Whenever I travel, I’m always on the hunt for a good museum. I can’t help it; the history nerd in me reigns supreme. Additionally, I’m always on the hunt for firearms of any kind in whatever museum I find. That was the case when I recently visited the Milwaukee Public Museum.

The MPM has been in possession of the world-class Nunemacher arms collection for a century or so. Within the collection is one of only two Ferguson rifles known to be in a collection that is publicly accessible. Unfortunately, the vast majority of Nunemacher’s collection isn’t on display and what is on display is simply used as set dressing for the larger dioramas.

Nonetheless, I was able to find some arms of interest – including this one.

It clearly started life as a flintlock and was crudely converted at a later date. Beyond that, I couldn’t glean anything more about the gun right then. So, I snapped a couple photos and filed it away in my brain to dig deeper once I got back home.

What I discovered is that the gun is what the Flayderman’s Guide refers to as a “Chief’s Grade Flintlock Trade Gun.” These arms were made specifically for presentation purposes to Indian chiefs as part of a treaty or other diplomatic offering between a tribe and the English. Defining features include a Native American armed with a bow and arrow in an oval attached to the gun’s wrist, and an image of a boar’s head and a curled hunting horn at the rear of the lockplate. They were made by a variety of different contractors and all have some slight variation.

This particular piece has a faint script engraving of “Wheeler” in front of the hammer on the lockplate. That means it was made by Robert Wheeler (1767-1813), who operated a gun shop in London. His is one of the many shops to have had a contract with the Hudson Bay Company to make these trade guns for them.

The percussion conversion is not a style that I had seen before. Granted, necessity is the mother of all invention and I’ve seen some pretty unusual conversion methods. This gun appears to have had the “first method” – also known as the French style – of conversion performed on it. This involves removal of the frizzen and its spring and the mounting of a drum in the vent hole. Mounted to the drum is a cone upon which a percussion cap is placed. A new, percussion-style hammer is then usually installed where the flintlock hammer had been located.

Such was not the case with this gun. Instead, the flintlock hammer was retained and a chunk of slightly curved metal was clamped into its jaws. This piece of metal had a face that was fashioned to properly strike and ignite the cap.

So while I was supremely disappointed that so very little of the Nunemacher collection was on display, I was delighted to see this piece because it added to my repertoire of percussion conversion methods and it led me to some research that I wouldn’t have otherwise done. All in all, a successful visit, I’d say.

Logan Metesh is a firearms historian and consultant who runs High Caliber History LLC. Click here for a free 3-page download with tips about caring for your antique and collectible firearms.

13 COMMENTS

  1. Isn’t that about enough of the Creedmoor crap? Seriously? It’s really getting old…

      • Thanks, I was wondering what the joke was. However, I agree with the other post, it is getting old.

      • Suzy don’t be a snowflake just because your sacred ox is gored. Comparatively.308 has some + 6.5CM has a lot of +. Get over it it’s not 1952.

        • If only we could create a bullet with a high enough ‘ballistic coefficient’ we wouldn’t need to fill the case with powder. Just looking at the bullet would kill a moose at 1,000 yds.

  2. The Indians loved this firearm, they found they could substitute grains of sand instead of the .9 mm lead balls the white man was selling

  3. I’d love to shoot a Furgeson rifle.
    Louis L’Amore wrote a great book on the Furgeson.

  4. Unfortunately. nearly all US museums fall into the “story telling” abyss where they assume that ALL patrons are as historically illiterate as Barry Saetoro. They lock 99% of their collection of neat stuff in to Raiders of the Lost Ark basement to collect dust. Some nitwitt constructs silly vignettes showing life on the _______________. Boob bate for Buffy.

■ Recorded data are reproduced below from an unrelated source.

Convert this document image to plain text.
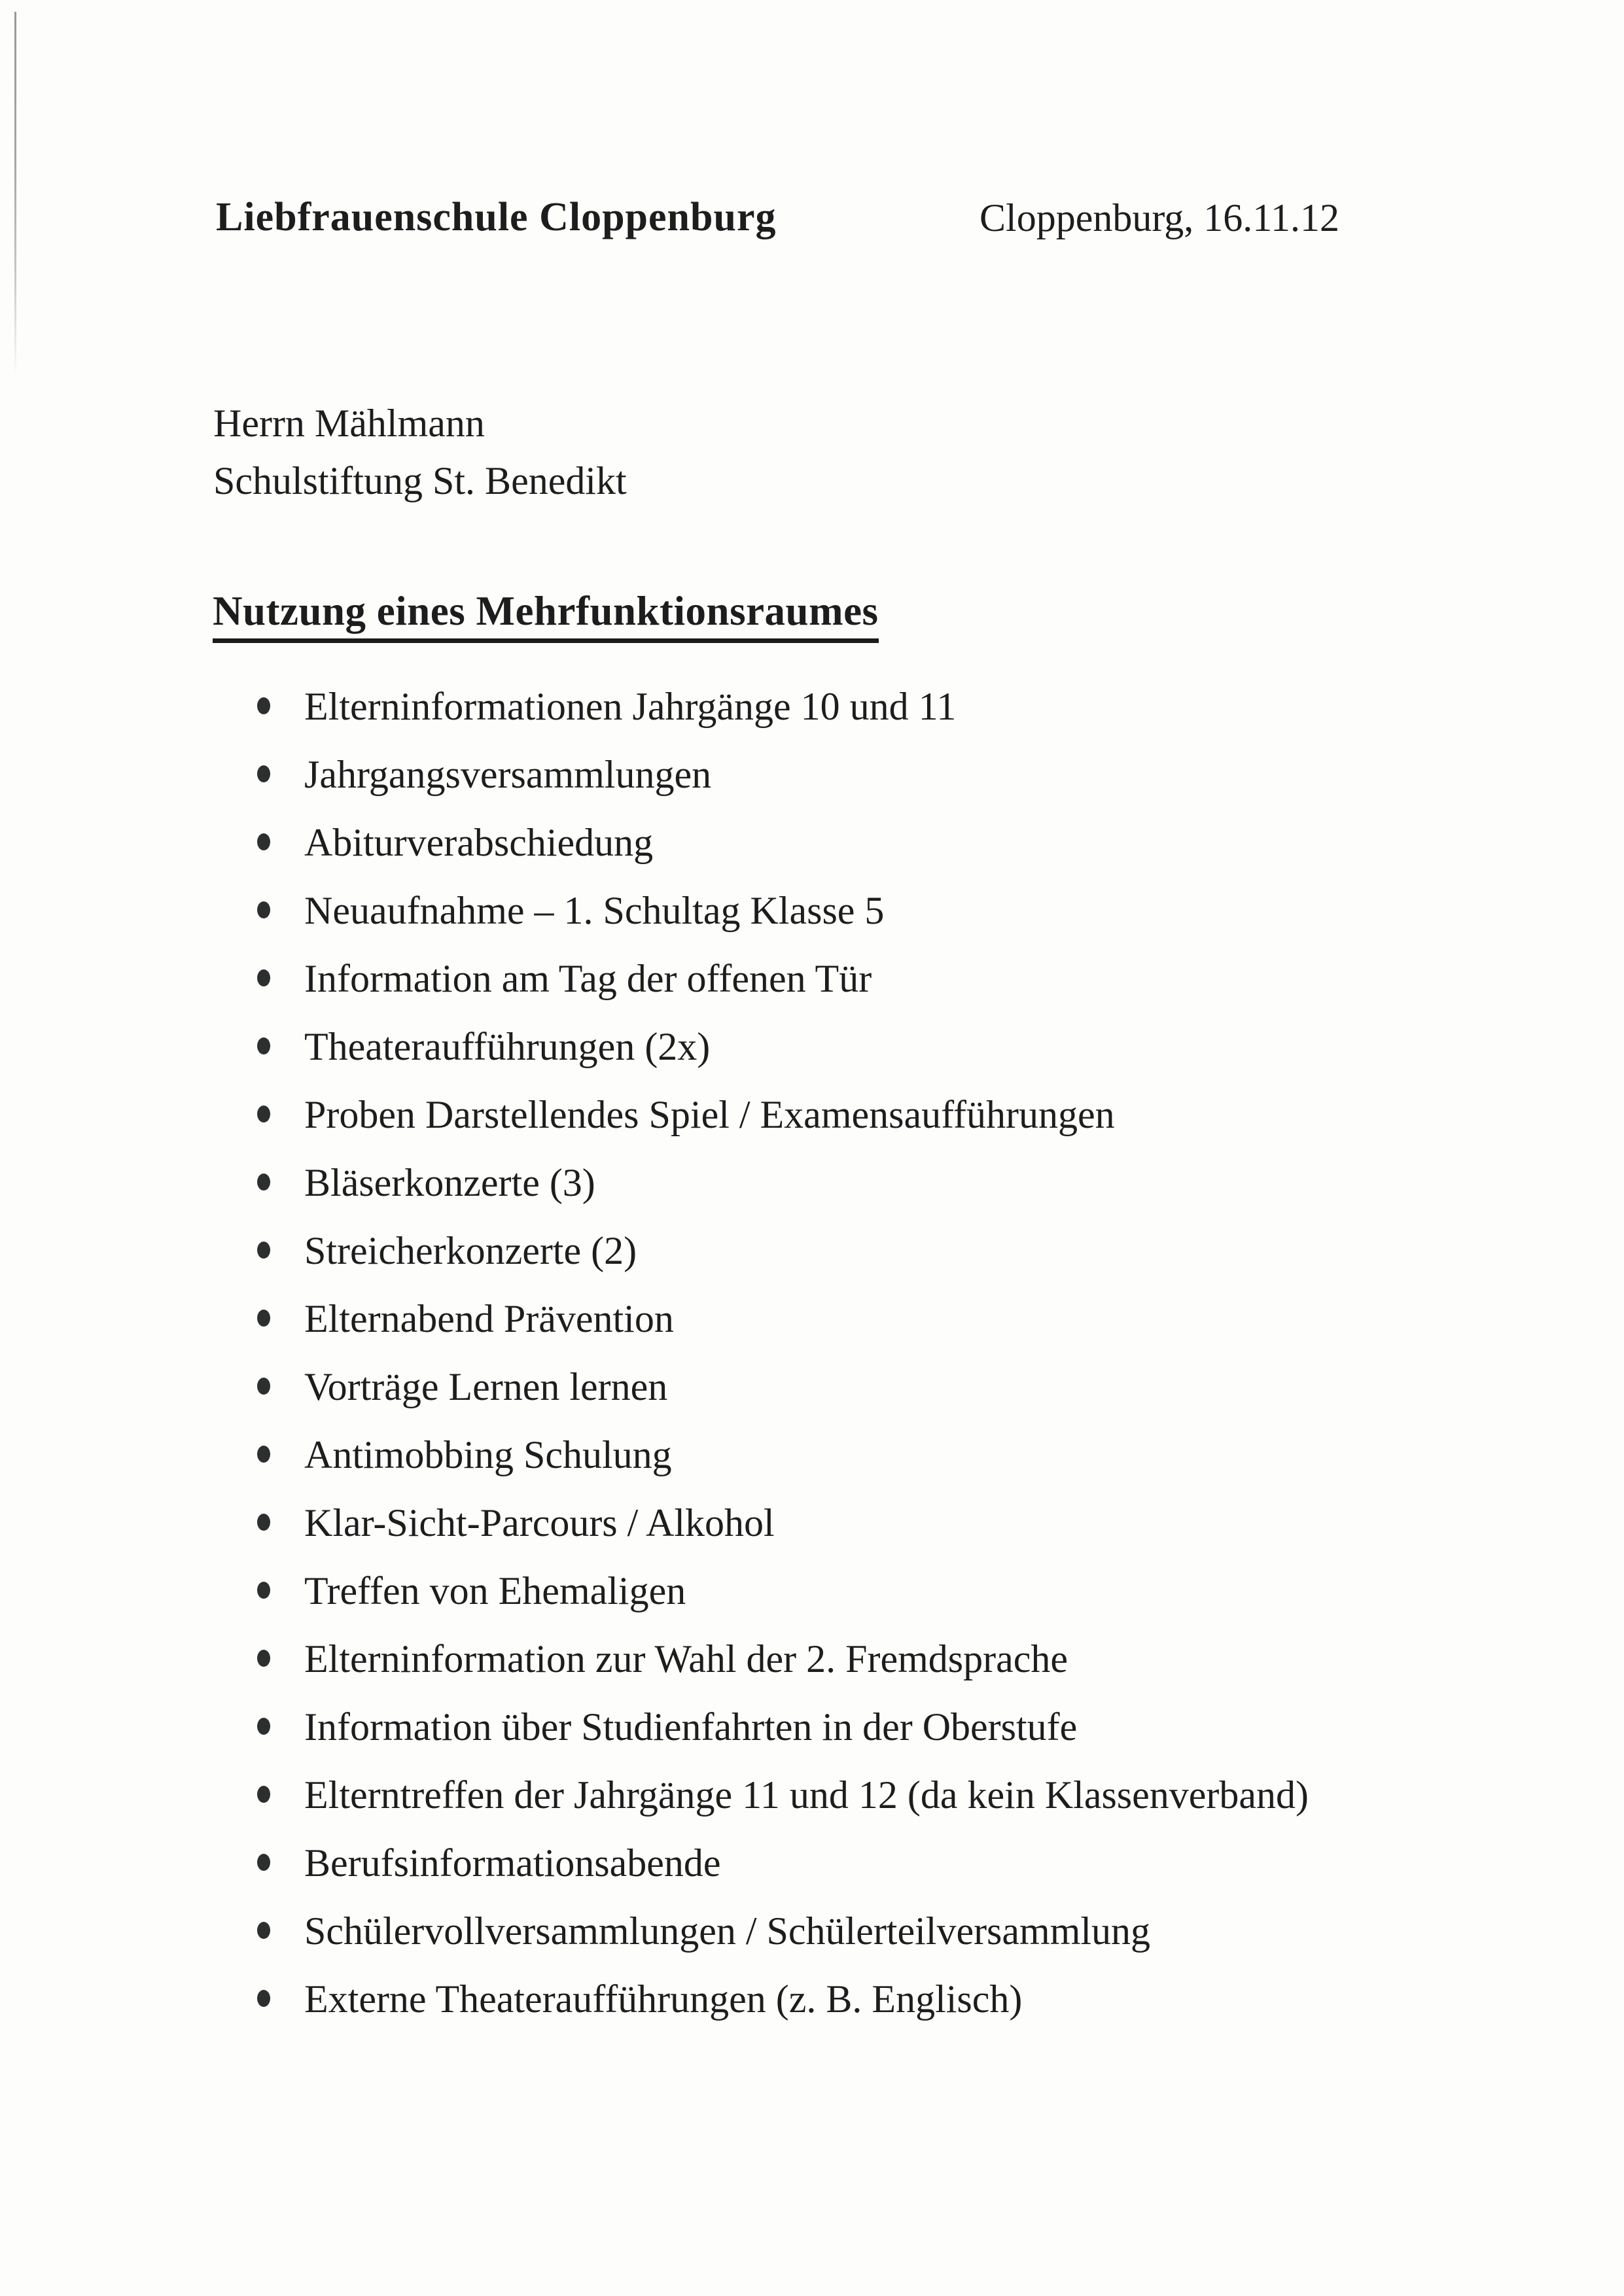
Liebfrauenschule Cloppenburg	Cloppenburg, 16.11.12
Herrn Mählmann
Schulstiftung St. Benedikt
Nutzung eines Mehrfunktionsraumes
Elterninformationen Jahrgänge 10 und 11
Jahrgangsversammlungen
Abiturverabschiedung
Neuaufnahme – 1. Schultag Klasse 5
Information am Tag der offenen Tür
Theateraufführungen (2x)
Proben Darstellendes Spiel / Examensaufführungen
Bläserkonzerte (3)
Streicherkonzerte (2)
Elternabend Prävention
Vorträge Lernen lernen
Antimobbing Schulung
Klar-Sicht-Parcours / Alkohol
Treffen von Ehemaligen
Elterninformation zur Wahl der 2. Fremdsprache
Information über Studienfahrten in der Oberstufe
Elterntreffen der Jahrgänge 11 und 12 (da kein Klassenverband)
Berufsinformationsabende
Schülervollversammlungen / Schülerteilversammlung
Externe Theateraufführungen (z. B. Englisch)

    Rock Island Arsenal has a very good REAL/traditional museum with rows of small arms of all types. Pretty interesting outside artillery park also.

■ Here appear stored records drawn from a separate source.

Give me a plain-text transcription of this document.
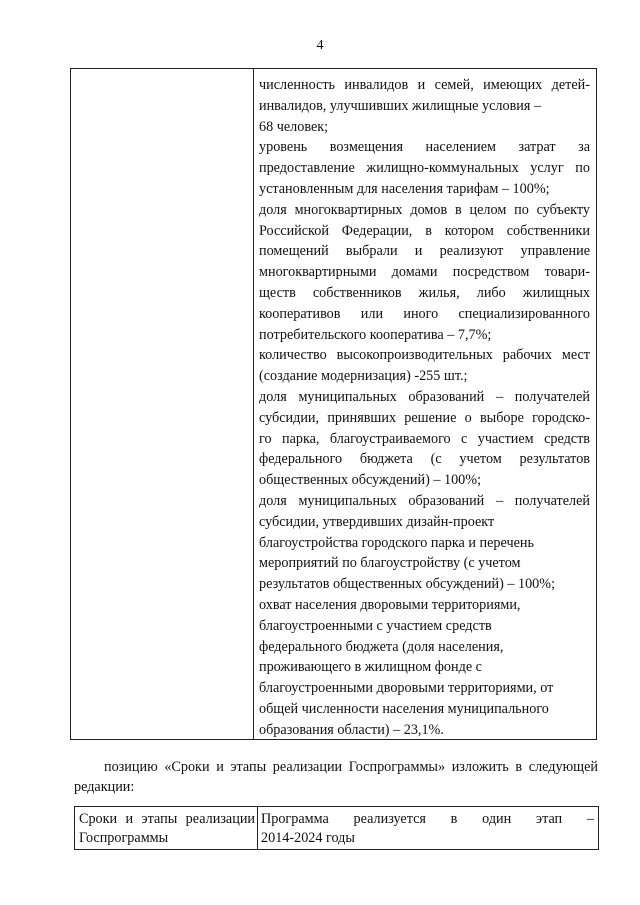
4
численность инвалидов и семей, имеющих детей-
инвалидов, улучшивших жилищные условия –
68 человек;
уровень возмещения населением затрат за
предоставление жилищно-коммунальных услуг по
установленным для населения тарифам – 100%;
доля многоквартирных домов в целом по субъекту
Российской Федерации, в котором собственники
помещений выбрали и реализуют управление
многоквартирными домами посредством товари-
ществ собственников жилья, либо жилищных
кооперативов или иного специализированного
потребительского кооператива – 7,7%;
количество высокопроизводительных рабочих мест
(создание модернизация) -255 шт.;
доля муниципальных образований – получателей
субсидии, принявших решение о выборе городско-
го парка, благоустраиваемого с участием средств
федерального бюджета (с учетом результатов
общественных обсуждений) – 100%;
доля муниципальных образований – получателей
субсидии, утвердивших дизайн-проект
благоустройства городского парка и перечень
мероприятий по благоустройству (с учетом
результатов общественных обсуждений) – 100%;
охват населения дворовыми территориями,
благоустроенными с участием средств
федерального бюджета (доля населения,
проживающего в жилищном фонде с
благоустроенными дворовыми территориями, от
общей численности населения муниципального
образования области) – 23,1%.
позицию «Сроки и этапы реализации Госпрограммы» изложить в следующей редакции:
Сроки и этапы реализации
Госпрограммы
Программа реализуется в один этап –
2014-2024 годы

    • One place that doesn’t do that is the Springfield Armory museum in Springfield, MA. (Not the company that purchased the name for those who don’t know) They have everything from original equipment to the experimental and test weapons. One of the guys that worked there was into guns and we had a nice conversation about Garands.

      • Go to the Cody Firearms Museum in Cody, Wyoming; it would take a month to see everything, and they a doubling it’s size. Truly mind boggling.

  5. The Milwaukee Museum has some of the most beautiful weapons you could ask to see. The city’s population was/is very Germanic, and they had numerous German social clubs that kept alive their heritage; one of the results of this was that Milwaukee had numerous competitive shooting clubs. Many of the rifles on display are from those clubs. If you are ever in Milwaukee, before you take your 31st brewery tour, stop in an see these magnificent rifles.